# How to Recertify for the NREMT?



## AndrewMann (Feb 8, 2016)

Hello, I'm currently a certified EMT in CA and have been working as one for a year now. I plan on moving out of CA sometime within the next year and as a result would like to recertify my NREMT. I've redone my CPR cert, I've taken care of the 48 hours of CE's (through a Human Anatomy/Physiology class at my college) but still need to do a 24 hour refresher. I'm looking to do one online if possible, and was wondering if anyone had any recommendations on which one I should choose? Also, after I've done the refresher, where do I go from there? Do I need to go somewhere to recertify? Do I need to take the NREMT examination again? Any info I can get would be a huge help, thank you so much!


----------



## OnceAnEMT (Feb 8, 2016)

I am currently in the process of completing the 24 hour refresher at EMT Fire Training, which is completely online. It's competitively priced, well put-together, and well supported. 

Recert instructions are explained the EMT Recertification brochure on the NREMT website. Basically you choose hours or retest, and you seem to have chosen hours. Simply complete the refresher and submit your recert, all online. 

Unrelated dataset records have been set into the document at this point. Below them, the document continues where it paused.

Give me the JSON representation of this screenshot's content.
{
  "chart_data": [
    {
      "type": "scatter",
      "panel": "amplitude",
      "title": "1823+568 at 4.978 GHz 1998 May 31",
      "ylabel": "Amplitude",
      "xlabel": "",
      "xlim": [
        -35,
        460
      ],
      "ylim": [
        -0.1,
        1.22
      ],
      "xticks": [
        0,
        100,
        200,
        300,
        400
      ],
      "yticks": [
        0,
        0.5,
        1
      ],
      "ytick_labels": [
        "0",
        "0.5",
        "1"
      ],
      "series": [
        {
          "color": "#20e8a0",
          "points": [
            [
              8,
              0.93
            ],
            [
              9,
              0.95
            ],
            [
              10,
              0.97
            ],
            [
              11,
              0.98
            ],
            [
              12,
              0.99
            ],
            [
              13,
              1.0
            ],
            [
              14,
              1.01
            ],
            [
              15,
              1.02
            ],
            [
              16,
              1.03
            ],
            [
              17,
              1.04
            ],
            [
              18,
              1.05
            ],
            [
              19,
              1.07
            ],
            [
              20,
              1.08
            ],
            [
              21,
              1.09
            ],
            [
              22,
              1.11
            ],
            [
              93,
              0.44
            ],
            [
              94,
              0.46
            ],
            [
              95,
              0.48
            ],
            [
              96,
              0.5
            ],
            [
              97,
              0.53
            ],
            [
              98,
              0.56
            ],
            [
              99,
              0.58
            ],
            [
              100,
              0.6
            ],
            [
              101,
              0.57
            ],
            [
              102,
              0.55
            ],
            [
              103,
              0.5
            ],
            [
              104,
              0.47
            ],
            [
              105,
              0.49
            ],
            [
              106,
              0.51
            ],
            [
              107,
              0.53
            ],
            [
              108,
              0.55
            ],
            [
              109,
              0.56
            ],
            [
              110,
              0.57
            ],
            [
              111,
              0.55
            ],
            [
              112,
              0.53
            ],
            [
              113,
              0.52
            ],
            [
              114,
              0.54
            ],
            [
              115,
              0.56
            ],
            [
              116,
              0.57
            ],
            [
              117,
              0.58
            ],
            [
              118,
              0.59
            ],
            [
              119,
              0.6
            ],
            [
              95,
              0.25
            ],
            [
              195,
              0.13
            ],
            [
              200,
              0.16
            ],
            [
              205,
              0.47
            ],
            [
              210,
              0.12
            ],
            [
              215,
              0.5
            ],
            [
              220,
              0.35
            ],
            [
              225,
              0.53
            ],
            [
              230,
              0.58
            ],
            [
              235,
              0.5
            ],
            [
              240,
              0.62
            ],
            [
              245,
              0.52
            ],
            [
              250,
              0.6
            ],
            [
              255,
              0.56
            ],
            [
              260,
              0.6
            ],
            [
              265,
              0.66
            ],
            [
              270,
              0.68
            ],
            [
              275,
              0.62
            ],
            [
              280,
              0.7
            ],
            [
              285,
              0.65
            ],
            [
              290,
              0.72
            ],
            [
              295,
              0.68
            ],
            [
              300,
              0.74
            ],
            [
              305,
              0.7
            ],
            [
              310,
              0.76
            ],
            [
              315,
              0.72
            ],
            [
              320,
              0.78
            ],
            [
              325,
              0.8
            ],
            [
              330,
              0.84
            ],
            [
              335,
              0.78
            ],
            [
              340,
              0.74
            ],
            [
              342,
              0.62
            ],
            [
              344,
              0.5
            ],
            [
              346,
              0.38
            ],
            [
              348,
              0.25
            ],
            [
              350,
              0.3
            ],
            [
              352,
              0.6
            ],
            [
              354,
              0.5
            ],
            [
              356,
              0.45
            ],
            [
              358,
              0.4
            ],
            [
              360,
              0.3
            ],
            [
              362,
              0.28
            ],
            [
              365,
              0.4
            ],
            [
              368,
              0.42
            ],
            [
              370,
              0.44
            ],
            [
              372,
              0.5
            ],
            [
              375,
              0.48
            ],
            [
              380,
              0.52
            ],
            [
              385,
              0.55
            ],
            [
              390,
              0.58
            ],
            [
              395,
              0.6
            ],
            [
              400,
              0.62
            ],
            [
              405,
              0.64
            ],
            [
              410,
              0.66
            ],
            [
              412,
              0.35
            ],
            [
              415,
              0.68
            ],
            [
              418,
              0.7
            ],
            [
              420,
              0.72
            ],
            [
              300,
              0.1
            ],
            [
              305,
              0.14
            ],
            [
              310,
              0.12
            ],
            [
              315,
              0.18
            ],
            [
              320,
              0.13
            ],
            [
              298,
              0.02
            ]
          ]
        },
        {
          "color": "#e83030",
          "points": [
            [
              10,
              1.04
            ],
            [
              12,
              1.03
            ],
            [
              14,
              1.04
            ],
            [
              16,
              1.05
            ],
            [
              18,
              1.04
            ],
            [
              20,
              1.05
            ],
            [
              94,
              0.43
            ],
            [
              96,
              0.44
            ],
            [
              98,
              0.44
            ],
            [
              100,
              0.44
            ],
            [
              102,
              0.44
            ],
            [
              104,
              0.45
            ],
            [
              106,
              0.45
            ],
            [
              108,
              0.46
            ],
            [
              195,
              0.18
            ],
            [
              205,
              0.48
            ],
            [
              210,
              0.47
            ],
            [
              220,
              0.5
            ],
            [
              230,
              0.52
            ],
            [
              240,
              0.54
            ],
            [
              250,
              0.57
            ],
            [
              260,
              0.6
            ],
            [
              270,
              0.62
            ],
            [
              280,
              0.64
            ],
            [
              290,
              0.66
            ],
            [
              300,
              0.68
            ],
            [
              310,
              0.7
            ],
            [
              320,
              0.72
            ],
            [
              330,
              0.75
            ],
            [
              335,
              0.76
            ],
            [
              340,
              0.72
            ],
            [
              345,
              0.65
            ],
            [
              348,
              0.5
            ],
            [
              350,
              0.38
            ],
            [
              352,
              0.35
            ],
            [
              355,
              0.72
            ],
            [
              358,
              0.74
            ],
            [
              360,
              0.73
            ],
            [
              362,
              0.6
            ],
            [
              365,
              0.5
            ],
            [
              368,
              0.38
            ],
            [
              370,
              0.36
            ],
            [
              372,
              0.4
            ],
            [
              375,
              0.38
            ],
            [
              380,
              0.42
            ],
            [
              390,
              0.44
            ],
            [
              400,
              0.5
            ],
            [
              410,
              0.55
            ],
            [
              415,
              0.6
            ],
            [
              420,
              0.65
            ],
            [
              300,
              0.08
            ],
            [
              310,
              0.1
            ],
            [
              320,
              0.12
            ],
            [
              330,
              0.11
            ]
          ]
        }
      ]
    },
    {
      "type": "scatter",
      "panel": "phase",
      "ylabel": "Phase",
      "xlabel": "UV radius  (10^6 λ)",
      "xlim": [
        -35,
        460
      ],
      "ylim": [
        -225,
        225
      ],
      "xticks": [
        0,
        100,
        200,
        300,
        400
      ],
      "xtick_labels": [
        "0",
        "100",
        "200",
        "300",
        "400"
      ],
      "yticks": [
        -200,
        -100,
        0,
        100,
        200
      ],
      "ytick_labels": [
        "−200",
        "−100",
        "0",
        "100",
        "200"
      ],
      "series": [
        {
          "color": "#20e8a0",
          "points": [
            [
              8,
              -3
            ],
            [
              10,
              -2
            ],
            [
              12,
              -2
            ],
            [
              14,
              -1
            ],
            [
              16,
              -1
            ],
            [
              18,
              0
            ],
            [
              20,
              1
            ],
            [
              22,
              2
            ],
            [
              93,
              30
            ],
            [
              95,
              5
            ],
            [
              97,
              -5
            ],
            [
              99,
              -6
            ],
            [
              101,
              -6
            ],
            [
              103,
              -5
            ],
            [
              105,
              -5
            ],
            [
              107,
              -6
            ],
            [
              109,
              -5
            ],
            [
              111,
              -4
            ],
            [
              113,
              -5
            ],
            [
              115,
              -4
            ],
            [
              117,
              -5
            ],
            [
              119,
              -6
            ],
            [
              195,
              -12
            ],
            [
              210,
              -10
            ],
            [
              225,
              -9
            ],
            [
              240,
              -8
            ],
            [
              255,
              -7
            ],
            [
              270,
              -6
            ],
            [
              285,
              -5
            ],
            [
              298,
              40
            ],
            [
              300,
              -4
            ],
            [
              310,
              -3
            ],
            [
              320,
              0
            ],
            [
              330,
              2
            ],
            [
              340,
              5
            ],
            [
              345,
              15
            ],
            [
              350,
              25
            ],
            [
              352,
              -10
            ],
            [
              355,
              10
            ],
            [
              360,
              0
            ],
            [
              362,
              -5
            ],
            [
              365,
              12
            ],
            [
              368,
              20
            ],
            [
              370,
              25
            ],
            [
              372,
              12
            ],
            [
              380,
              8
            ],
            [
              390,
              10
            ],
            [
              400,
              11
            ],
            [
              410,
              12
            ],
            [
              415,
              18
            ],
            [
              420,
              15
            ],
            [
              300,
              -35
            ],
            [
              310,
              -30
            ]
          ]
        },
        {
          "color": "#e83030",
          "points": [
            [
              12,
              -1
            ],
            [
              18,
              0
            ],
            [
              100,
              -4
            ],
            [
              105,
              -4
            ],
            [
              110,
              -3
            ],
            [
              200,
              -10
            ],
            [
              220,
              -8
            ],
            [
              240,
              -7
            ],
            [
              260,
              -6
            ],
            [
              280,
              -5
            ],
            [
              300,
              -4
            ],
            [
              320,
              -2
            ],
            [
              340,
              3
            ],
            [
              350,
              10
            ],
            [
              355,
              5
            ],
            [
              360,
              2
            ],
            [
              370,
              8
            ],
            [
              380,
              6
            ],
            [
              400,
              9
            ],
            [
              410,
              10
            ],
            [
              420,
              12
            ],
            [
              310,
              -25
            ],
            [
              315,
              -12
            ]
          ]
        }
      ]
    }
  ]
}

Others may have other refresher input, this is just based off of my sole experience. There are a couple online programs out there.


----------



## AndrewMann (Feb 8, 2016)

Grimes said:


> I am currently in the process of completing the 24 hour refresher at EMT Fire Training, which is completely online. It's competitively priced, well put-together, and well supported.
> 
> Recert instructions are explained the EMT Recertification brochure on the NREMT website. Basically you choose hours or retest, and you seem to have chosen hours. Simply complete the refresher and submit your recert, all online.
> 
> Others may have other refresher input, this is just based off of my sole experience. There are a couple online programs out there.


Ok perfect! That is exactly what I needed to know. Thank you so much for the help!


----------